An audit on length of stay (LOS) for total knee replacement (TKR) patients following surgery highlighted that a number of patients were exceeding their predicted date of discharge (PDD), many due to not achieving traditional physiotherapy goals (90⁰ flexion, < 5 ° extension lack and good quadriceps function), despite being safely mobile and medically fit. This exposes patients to risk of harm due to prolonged stay within an acute hospital environment as well as inefficient utilisation of an in-patient bed. A Physiotherapy Supported Discharge Service (PSDS) had previously been piloted for six months. Phase 2 consisted of permanent service resign, continuing the PSDS and service evaluation.
The pilot study consisted of a post-operative physiotherapy supported discharge service (PSDS) that utilised existing senior in-patient staff (cost neutral). Clinics were established within the existing physiotherapy gym on an orthopaedic ward. Criteria for consideration for PSDS included: post-operative knee arthroplasty patient, independently mobile, functionally independent/have correct level of support at home, pain adequately controlled, patient medically fit for discharge and consenting to referral. They were predominately from the Cardiff and Vale area and were able to make their own way in to the appointment. Clinics ran twice a week, providing appointments of 20 minutes per patient, with a maximum capacity of 12 patients per week. Patients continued to attend for up to two weeks until they had either reached their physiotherapy goals or out-patient physiotherapy had taken over their care.

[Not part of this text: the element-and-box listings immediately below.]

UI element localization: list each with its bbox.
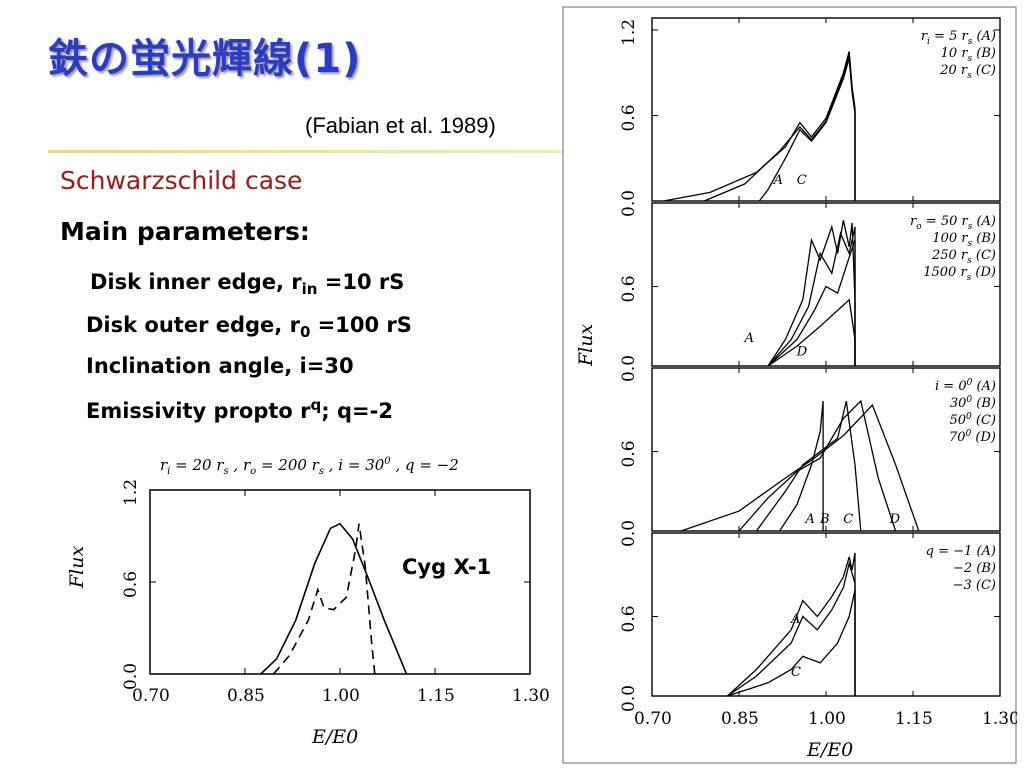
- left-chart-ylabel: Flux: [66, 546, 88, 589]
- cyg-x1-label: Cyg X-1: [402, 555, 492, 579]
- panel-legend-entry: 20 rs (C): [939, 63, 996, 81]
- panel-legend-entry: ro = 50 rs (A): [910, 214, 996, 232]
- panel-ytick-label: 0.6: [619, 275, 639, 302]
- panel-1: 0.0 0.6 1.2 A Cri = 5 rs (A)10 rs (B)20 rs (…: [619, 17, 1001, 217]
- left-xtick-label: 1.30: [512, 686, 550, 706]
- slide-title: 鉄の蛍光輝線(1): [48, 36, 362, 82]
- panel-legend-entry: 700 (D): [949, 429, 996, 445]
- panel-3-series-A: [779, 401, 824, 532]
- panel-legend-entry: 10 rs (B): [941, 46, 996, 64]
- citation: (Fabian et al. 1989): [305, 113, 496, 138]
- panel-2-series-D: [767, 298, 856, 367]
- param-outer-edge-sub: 0: [299, 323, 311, 342]
- param-emissivity-sup: q: [310, 396, 322, 414]
- panel-legend-entry: 250 rs (C): [931, 248, 996, 266]
- left-xtick-label: 0.85: [227, 686, 265, 706]
- right-xtick-label: 1.00: [808, 709, 846, 729]
- figure-border: [562, 6, 1017, 764]
- left-series-solid-line: [260, 522, 408, 675]
- panel-4-series-A: [726, 552, 856, 697]
- param-outer-edge: Disk outer edge, r0 =100 rS: [86, 313, 412, 341]
- panel-legend-entry: −2 (B): [953, 561, 996, 576]
- disk-parameter-panels-chart: 0.00.61.2A Cri = 5 rs (A)10 rs (B)20 rs (…: [562, 6, 1017, 764]
- param-inclination: Inclination angle, i=30: [86, 354, 354, 378]
- panel-ytick-label: 0.0: [619, 520, 639, 547]
- left-xtick-label: 0.70: [132, 686, 170, 706]
- left-ytick-label: 0.6: [121, 571, 141, 598]
- left-series-dashed-line: [272, 523, 376, 675]
- panel-ytick-label: 0.6: [619, 605, 639, 632]
- param-emissivity-prefix: Emissivity propto r: [86, 399, 311, 423]
- panel-4-series-B: [727, 560, 856, 697]
- panel-3: 0.0 0.6 A B C Di = 00 (A)300 (B)500 (C)700 (D…: [619, 367, 1001, 547]
- param-inner-edge-sub: in: [301, 280, 318, 299]
- panel-4-series-C: [727, 589, 856, 697]
- right-xtick-label: 1.15: [895, 709, 933, 729]
- panel-ytick-label: 0.0: [619, 190, 639, 217]
- param-inner-edge: Disk inner edge, rin =10 rS: [90, 270, 404, 298]
- panel-4: 0.0 0.6 A Cq = −1 (A) −2 (B) −3 (C): [619, 532, 1001, 712]
- left-chart-frame: [149, 489, 531, 675]
- left-chart-xlabel: E/E0: [311, 726, 358, 748]
- panel-legend-entry: 100 rs (B): [932, 231, 996, 249]
- right-xtick-label: 0.85: [721, 709, 759, 729]
- panel-ytick-label: 0.6: [619, 440, 639, 467]
- panel-2-series-B: [767, 226, 856, 367]
- panel-legend-entry: 1500 rs (D): [923, 265, 996, 283]
- param-emissivity: Emissivity propto rq; q=-2: [86, 396, 393, 423]
- right-chart-ylabel: Flux: [575, 324, 597, 367]
- panel-ytick-label: 0.6: [619, 104, 639, 131]
- panel-ytick-label: 0.0: [619, 685, 639, 712]
- panel-curve-label: A: [790, 612, 800, 627]
- panel-2: 0.0 0.6 A Dro = 50 rs (A)100 rs (B)250 rs (…: [619, 202, 1001, 382]
- panel-ytick-label: 0.0: [619, 355, 639, 382]
- case-subtitle: Schwarzschild case: [60, 166, 303, 195]
- left-xtick-label: 1.15: [417, 686, 455, 706]
- param-inner-edge-prefix: Disk inner edge, r: [90, 270, 302, 294]
- panel-legend-entry: 500 (C): [949, 412, 996, 428]
- panel-legend-entry: −3 (C): [953, 578, 996, 593]
- panel-1-series-C: [758, 58, 856, 202]
- panel-curve-label: C: [791, 665, 801, 680]
- panel-legend-entry: ri = 5 rs (A): [921, 29, 996, 47]
- left-chart-title: ri = 20 rs , ro = 200 rs , i = 300 , q =…: [160, 456, 459, 477]
- param-outer-edge-prefix: Disk outer edge, r: [86, 313, 300, 337]
- panel-ytick-label: 1.2: [619, 19, 639, 46]
- panel-3-series-C: [738, 399, 897, 532]
- param-inner-edge-suffix: =10 rS: [317, 270, 405, 294]
- param-emissivity-suffix: ; q=-2: [321, 399, 393, 423]
- left-ytick-label: 1.2: [121, 479, 141, 506]
- left-ytick-label: 0.0: [121, 663, 141, 690]
- panel-2-series-C: [767, 239, 856, 367]
- cygx1-line-profile-chart: ri = 20 rs , ro = 200 rs , i = 300 , q =…: [66, 456, 550, 748]
- panel-curve-label: A: [744, 331, 754, 346]
- panel-legend-entry: 300 (B): [950, 395, 996, 411]
- param-outer-edge-suffix: =100 rS: [310, 313, 412, 337]
- panel-curve-label: C: [797, 173, 807, 188]
- panel-3-series-D: [680, 403, 920, 532]
- right-xtick-label: 0.70: [634, 709, 672, 729]
- panel-curve-label: A: [805, 512, 815, 527]
- panel-3-series-B: [755, 400, 862, 532]
- panel-curve-label: C: [843, 512, 853, 527]
- left-xtick-label: 1.00: [322, 686, 360, 706]
- panel-curve-label: A: [773, 173, 783, 188]
- panel-curve-label: D: [796, 344, 808, 359]
- panel-legend-entry: i = 00 (A): [935, 378, 996, 394]
- panel-legend-entry: q = −1 (A): [926, 544, 996, 559]
- title-divider: [48, 150, 588, 153]
- right-xtick-label: 1.30: [982, 709, 1017, 729]
- panel-curve-label: B: [819, 512, 830, 527]
- panel-curve-label: D: [889, 512, 901, 527]
- params-heading: Main parameters:: [60, 217, 310, 246]
- right-chart-xlabel: E/E0: [806, 739, 853, 761]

In total, 158 patients have utilised the PSDS, saving at least 158 bed days over 14 months. 72% of these required only 1 appointment, 22% required 2 appointments and 5% required 3 appointments. Median length of stay reduced by 1.4 days and 57% of patients were discharged by their PDD. Phase 2 showed an increase of 7.3% of patients discharged within their PDD (4 days) and a 12% increase of people requiring only 1 clinic appointment. Fewer patients required 2 or 3 appointments in phase 2. In phase 2, there was an increase in patients who did not attend or could not attend their PSDS appointment-a large number of these were due to more timely out-patient appointments (within 2 weeks of discharge).
Patients have consistently reported high satisfaction rates with the PSDS model. On a 0-10 scale, 100% of those patients surveyed rated the PSDS service at 9 or above. All of them said they felt ready to leave hospital on discharge. Common themes of questions were identified including uncertainty of how to book their out-patient appointment, wound issues and clexane queries.
The PSDS continues to be successful and the trend is one of improvement shown in the results between phases 1 and 2. Further improvement could improve patient flow and theatre utilisation. The aim is to include other post-operative patients.
The PSDS has become a permanent service redesign and is working in collaboration with Enhanced Recovery After Surgery initiatives to further improve the percentage of patients being discharged on or before their PDD, therefore improving patient flow, reducing variation and potential harm.
This work was not funded.
This work was presented at Physiotherapy UK 2018.